Le retrait social: sans doute le symptôme négatif qui fut le plus problématique, si on excepte mes épisodes de dépression mélancolique (mais peut-on considérer ceux-ci comme un symptôme négatif ou plutôt comme une comorbidité, enfin c’est un autre débat). Je pouvais être tellement enfermée dans mes pensées et mon monde que je restais au milieu des autres sans rien dire, sans être là, totalement coupée des autres, parfois en larmes. J’étais hors d’atteinte, et pourtant toujours en vie, toujours pensante, toujours souffrante et même toujours désireuse qu’on vienne vers moi.
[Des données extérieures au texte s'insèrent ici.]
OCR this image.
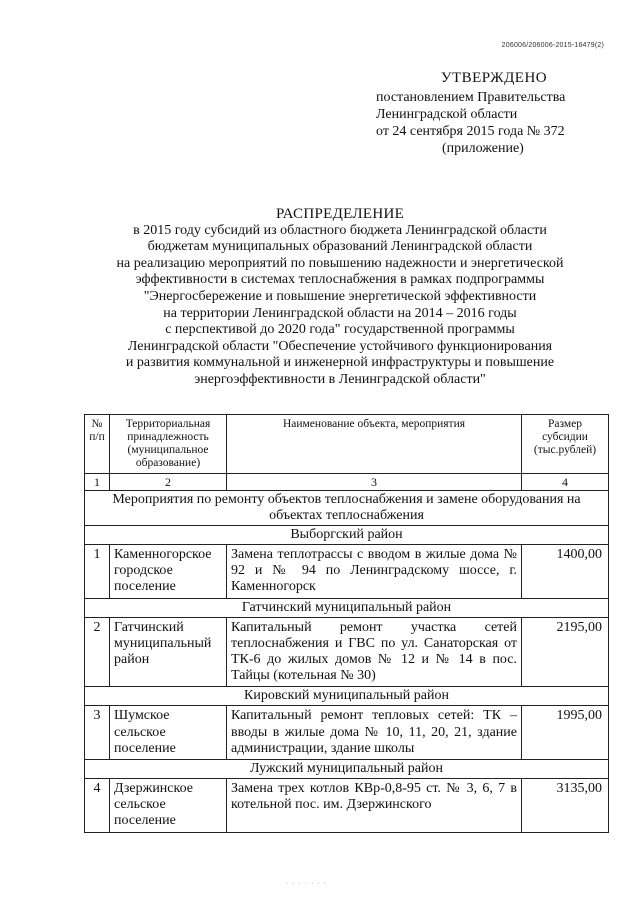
206006/206006-2015-16479(2)
УТВЕРЖДЕНО
постановлением Правительства
Ленинградской области
от 24 сентября 2015 года № 372
(приложение)
РАСПРЕДЕЛЕНИЕ
в 2015 году субсидий из областного бюджета Ленинградской области
бюджетам муниципальных образований Ленинградской области
на реализацию мероприятий по повышению надежности и энергетической
эффективности в системах теплоснабжения в рамках подпрограммы
"Энергосбережение и повышение энергетической эффективности
на территории Ленинградской области на 2014 – 2016 годы
с перспективой до 2020 года" государственной программы
Ленинградской области "Обеспечение устойчивого функционирования
и развития коммунальной и инженерной инфраструктуры и повышение
энергоэффективности в Ленинградской области"
№ п/п	Территориальная принадлежность (муниципальное образование)	Наименование объекта, мероприятия	Размер субсидии (тыс.рублей)
1	2	3	4
Мероприятия по ремонту объектов теплоснабжения и замене оборудования на объектах теплоснабжения			
Выборгский район			
1	Каменногорское городское поселение	Замена теплотрассы с вводом в жилые дома № 92 и № 94 по Ленинградскому шоссе, г. Каменногорск	1400,00
Гатчинский муниципальный район			
2	Гатчинский муниципальный район	Капитальный ремонт участка сетей теплоснабжения и ГВС по ул. Санаторская от ТК-6 до жилых домов № 12 и № 14 в пос. Тайцы (котельная № 30)	2195,00
Кировский муниципальный район			
3	Шумское сельское поселение	Капитальный ремонт тепловых сетей: ТК – вводы в жилые дома № 10, 11, 20, 21, здание администрации, здание школы	1995,00
Лужский муниципальный район			
4	Дзержинское сельское поселение	Замена трех котлов КВр-0,8-95 ст. № 3, 6, 7 в котельной пос. им. Дзержинского	3135,00
· · · · · · ·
La froideur affective: on m’en a souvent accusée et ça m’a toujours blessée. Sans doute parce que si j’étais froide, peu souriante, j’étais pourtant là, à étudier au milieu des autres, à travailler alors que j’aurais voulu hurler et me terrer dans un coin. Je faisais tous les efforts du monde pour montrer un visage impassible et pas ravagé, et on me le reprochait encore.

Le désintérêt: je trouve  bizarre qu’on le mentionne parmi les symptômes négatifs. Qui ne se désintéresserait pas des considérations quotidiennes quand il se demande s’il n’est pas en train de perdre la raison, quand il ne peut plus se fier ni au monde ni à lui-même ni aux autres? J’avais du mal à m’intéresser aux conflits  qui tracassaient mes amies, mais à ma décharge, je pensais que j’allais finir ma vie à l’hôpital psychiatrique et ça me préoccupait beaucoup.

L’ambivalence: il m’arrivait souvent de vouloir deux choses à la fois. Un exemple: quand je suis arrivée en Erasmus en Espagne, j’étais avec trois filles que je ne connaissais que très peu. Devais-je leur dire que j’allais mal et que je cherchais à voir un psychiatre? Je passais mon temps à me dire que oui, puis que non, et ça m’obsédait, je voulais les deux d’égale façon et je me tourmentais pendant des heures face à cette ambivalence. En même temps, il est difficile de savoir quoi faire quand on n’a pas beaucoup de confiance en son propre jugement.

Voici donc quelques-un de mes symptômes. En réalité, les symptômes négatifs me semblent être la conséquence logique des symptômes positifs et non des symptômes en eux-même, y compris la dépression, car il est difficile de garder le moral quand on vit de telles choses. J’espère avoir montré que tout cela n’est pas complètement fou, qu’il y a une logique derrière chaque symptôme, si infime soit-elle parfois, que les psychotiques ne sont pas juste « complètement malades ». Il faut garder à l’esprit que, excepté pendant un an, j’ai continué à avoir une vie normale pendant que je vivais tout ça,  ces symptômes que j’ai vécu parfois tous à la fois, parfois séparément, que j’étais peut-être bizarre mais en aucun cas « complètement folle et enfermée dans une institution ».  La dame au bavarois ne passera sans doute pas par ici pour lire ça, mais j’espère que sa réflexion servira à faire comprendre les choses à d’autres personnes.

Reprenons les bases: illustrations ou Mes symptômes positifs

Pour illustrer de façon plus concrète l’article précédent, je vais parler des symptômes de la schizophrénie et de la façon dont je les vivais. Il ne s’agit évidemment que de mon expérience personnelle, ça n’a donc rien de scientifique, mais ça montrera je l’espère qu’être schizophrène, ce n’est pas être complètement fou et ne se rendre compte de rien, ce n’est pas perdre son humanité.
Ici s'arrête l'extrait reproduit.